More than 45,000 police have fanned out across Henan and Shanxi
provinces to crack down on instances of forced labor. The
investigation was prompted, in part, by an Internet campaign mounted
by hundreds of parents who said their children have been kidnapped
and sold to brickyard owners.
++++++++++++++++++++++++++++++++++++++++++++++++++++++++++++++++++++++
FORCED LABOR
. The News: Chinese police freed hundreds of forced laborers,
including dozens of children.
. The Trigger: An online campaign by parents who say their children
were kidnapped for work at brick kilns and coal mines apparently
prompted the government crackdown.
. What's at Stake: The Chinese government is trying to polish its
image with its own people and the world in the run-up to the 2008
Olympics in Beijing.Revelations about the extent of the abuses, which
have received wide coverage in state-owned newspapers and on
television news, come at a sensitive time for China's Communist Party
leaders, who are looking to polish the country's international image
ahead of next year's Olympic Games in Beijing.

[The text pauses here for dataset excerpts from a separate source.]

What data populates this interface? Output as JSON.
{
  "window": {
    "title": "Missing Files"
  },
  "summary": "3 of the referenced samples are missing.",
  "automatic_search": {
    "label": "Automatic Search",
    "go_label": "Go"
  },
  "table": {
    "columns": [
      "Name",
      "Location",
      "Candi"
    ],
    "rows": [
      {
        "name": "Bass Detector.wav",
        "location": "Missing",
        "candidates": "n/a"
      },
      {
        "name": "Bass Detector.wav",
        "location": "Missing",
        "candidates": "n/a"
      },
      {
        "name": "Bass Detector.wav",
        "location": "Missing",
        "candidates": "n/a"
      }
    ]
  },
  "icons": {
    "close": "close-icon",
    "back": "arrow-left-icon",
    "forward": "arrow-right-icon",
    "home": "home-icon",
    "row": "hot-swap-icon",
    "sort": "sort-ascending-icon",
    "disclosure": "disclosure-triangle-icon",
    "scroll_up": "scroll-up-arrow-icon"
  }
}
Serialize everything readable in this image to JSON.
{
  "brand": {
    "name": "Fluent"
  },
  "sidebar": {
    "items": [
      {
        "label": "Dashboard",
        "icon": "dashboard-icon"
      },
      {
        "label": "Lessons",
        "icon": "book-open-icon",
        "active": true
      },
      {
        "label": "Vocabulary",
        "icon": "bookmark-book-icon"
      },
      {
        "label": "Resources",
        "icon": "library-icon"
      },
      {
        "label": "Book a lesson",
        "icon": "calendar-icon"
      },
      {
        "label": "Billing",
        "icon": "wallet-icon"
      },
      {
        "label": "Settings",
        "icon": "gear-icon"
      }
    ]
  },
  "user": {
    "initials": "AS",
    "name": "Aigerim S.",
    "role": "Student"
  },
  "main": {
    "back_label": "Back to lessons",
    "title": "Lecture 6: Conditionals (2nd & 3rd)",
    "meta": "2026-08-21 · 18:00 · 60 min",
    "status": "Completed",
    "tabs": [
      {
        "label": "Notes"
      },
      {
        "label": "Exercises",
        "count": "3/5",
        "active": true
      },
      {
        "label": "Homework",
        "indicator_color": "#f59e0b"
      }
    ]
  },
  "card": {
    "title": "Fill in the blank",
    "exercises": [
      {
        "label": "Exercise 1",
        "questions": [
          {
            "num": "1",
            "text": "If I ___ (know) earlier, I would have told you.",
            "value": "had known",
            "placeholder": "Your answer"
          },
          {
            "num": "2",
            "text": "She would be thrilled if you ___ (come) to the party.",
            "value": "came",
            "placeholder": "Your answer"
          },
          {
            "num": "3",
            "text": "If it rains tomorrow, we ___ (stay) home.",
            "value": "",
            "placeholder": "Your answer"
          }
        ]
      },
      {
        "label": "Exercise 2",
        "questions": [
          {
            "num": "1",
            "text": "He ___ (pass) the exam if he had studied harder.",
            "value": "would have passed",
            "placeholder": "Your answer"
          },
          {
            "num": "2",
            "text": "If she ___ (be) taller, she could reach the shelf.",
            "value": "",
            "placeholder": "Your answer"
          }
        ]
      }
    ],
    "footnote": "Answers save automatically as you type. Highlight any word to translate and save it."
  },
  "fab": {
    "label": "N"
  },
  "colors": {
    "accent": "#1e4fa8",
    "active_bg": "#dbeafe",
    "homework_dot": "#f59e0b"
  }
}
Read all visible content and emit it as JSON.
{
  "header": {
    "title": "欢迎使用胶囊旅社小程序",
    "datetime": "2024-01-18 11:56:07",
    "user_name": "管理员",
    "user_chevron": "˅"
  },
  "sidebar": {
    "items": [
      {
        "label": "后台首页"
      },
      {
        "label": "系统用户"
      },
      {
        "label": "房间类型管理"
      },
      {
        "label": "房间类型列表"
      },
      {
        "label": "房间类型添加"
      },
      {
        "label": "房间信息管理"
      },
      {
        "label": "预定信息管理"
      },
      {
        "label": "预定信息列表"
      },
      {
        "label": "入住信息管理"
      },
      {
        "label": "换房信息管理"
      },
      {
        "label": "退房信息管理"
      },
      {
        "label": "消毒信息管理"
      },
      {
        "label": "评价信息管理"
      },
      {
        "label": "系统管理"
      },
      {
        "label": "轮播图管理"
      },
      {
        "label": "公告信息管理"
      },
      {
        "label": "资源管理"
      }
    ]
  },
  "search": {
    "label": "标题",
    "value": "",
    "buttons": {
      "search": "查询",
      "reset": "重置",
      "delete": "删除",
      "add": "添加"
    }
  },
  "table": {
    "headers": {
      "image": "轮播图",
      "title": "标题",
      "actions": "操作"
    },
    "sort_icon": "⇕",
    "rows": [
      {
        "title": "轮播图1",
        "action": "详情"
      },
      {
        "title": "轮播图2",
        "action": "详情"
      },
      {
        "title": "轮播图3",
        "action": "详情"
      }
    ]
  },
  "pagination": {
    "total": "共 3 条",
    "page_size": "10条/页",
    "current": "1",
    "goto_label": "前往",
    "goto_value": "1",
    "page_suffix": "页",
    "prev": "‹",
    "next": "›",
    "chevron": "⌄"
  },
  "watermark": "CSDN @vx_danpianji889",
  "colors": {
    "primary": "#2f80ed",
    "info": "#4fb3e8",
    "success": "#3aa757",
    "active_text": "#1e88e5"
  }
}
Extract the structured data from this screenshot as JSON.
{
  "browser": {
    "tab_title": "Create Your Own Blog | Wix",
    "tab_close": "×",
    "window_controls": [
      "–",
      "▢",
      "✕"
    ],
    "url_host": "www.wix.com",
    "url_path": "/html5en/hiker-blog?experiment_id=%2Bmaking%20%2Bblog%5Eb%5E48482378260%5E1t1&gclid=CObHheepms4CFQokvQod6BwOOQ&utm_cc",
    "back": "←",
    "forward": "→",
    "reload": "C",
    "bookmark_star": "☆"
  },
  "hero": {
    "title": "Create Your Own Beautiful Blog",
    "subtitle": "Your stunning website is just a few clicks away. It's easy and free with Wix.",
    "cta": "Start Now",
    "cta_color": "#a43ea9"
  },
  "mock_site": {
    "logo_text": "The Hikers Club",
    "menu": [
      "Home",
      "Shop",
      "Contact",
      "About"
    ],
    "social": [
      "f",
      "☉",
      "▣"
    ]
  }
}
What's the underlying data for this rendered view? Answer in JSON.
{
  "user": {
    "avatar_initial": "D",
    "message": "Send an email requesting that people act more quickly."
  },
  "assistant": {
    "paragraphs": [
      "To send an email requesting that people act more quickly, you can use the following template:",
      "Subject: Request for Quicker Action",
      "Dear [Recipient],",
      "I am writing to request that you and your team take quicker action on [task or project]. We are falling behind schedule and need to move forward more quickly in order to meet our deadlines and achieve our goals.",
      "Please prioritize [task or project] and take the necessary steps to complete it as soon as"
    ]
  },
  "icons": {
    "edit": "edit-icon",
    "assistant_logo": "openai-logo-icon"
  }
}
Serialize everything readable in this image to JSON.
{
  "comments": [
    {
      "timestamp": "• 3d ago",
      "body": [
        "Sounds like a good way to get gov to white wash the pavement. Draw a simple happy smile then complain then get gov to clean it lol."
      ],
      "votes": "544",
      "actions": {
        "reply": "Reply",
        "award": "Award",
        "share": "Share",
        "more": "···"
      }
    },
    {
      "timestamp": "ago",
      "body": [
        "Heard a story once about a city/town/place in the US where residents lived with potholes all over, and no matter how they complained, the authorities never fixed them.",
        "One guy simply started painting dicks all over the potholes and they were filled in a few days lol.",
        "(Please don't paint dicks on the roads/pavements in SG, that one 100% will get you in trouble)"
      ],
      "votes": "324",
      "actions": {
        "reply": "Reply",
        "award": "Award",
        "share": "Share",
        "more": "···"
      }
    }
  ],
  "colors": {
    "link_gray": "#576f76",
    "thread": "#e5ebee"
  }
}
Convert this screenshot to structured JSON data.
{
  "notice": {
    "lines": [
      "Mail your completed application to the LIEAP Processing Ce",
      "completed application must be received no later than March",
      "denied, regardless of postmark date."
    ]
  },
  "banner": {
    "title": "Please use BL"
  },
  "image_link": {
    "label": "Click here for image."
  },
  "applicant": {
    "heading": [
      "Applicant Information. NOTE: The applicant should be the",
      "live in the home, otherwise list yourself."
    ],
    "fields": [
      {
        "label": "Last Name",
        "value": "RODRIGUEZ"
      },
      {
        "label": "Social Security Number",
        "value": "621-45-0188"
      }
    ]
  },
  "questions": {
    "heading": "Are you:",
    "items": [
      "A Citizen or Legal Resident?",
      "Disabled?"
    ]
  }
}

++++++++++++++++++++++++++++++++++++++++++++++++++++++++++++++++++++++
This is the second time child labor has emerged as a national issue
in a week. Last weekend, unions and human-rights groups alleged that
some Olympic merchandise is being made by underpaid, underage
workers. The U.S. State Department, in its annual report on human
trafficking and forced labor this week, listed China on its "watch
list," saying Beijing isn't doing enough to stamp out the practices.
Xinhua, the government-run news agency, reported Friday that workers,
some of them children, had been kidnapped or lured to work at the
brick kilns with false promises and then held against their will and
forced to work long hours without pay or adequate food. More than 150
people have been arrested.
Chai Wei, a 38-year-old father from Henan, says his 17-year-old
mentally handicapped son was kidnapped in April while playing
outside. Mr. Chai returned Thursday from a trip to Shanxi with other
parents searching brickyards for their missing children.
"We contacted the local police, but they are protecting the
brick-kiln owners," Mr. Chai says. "They wouldn't help us."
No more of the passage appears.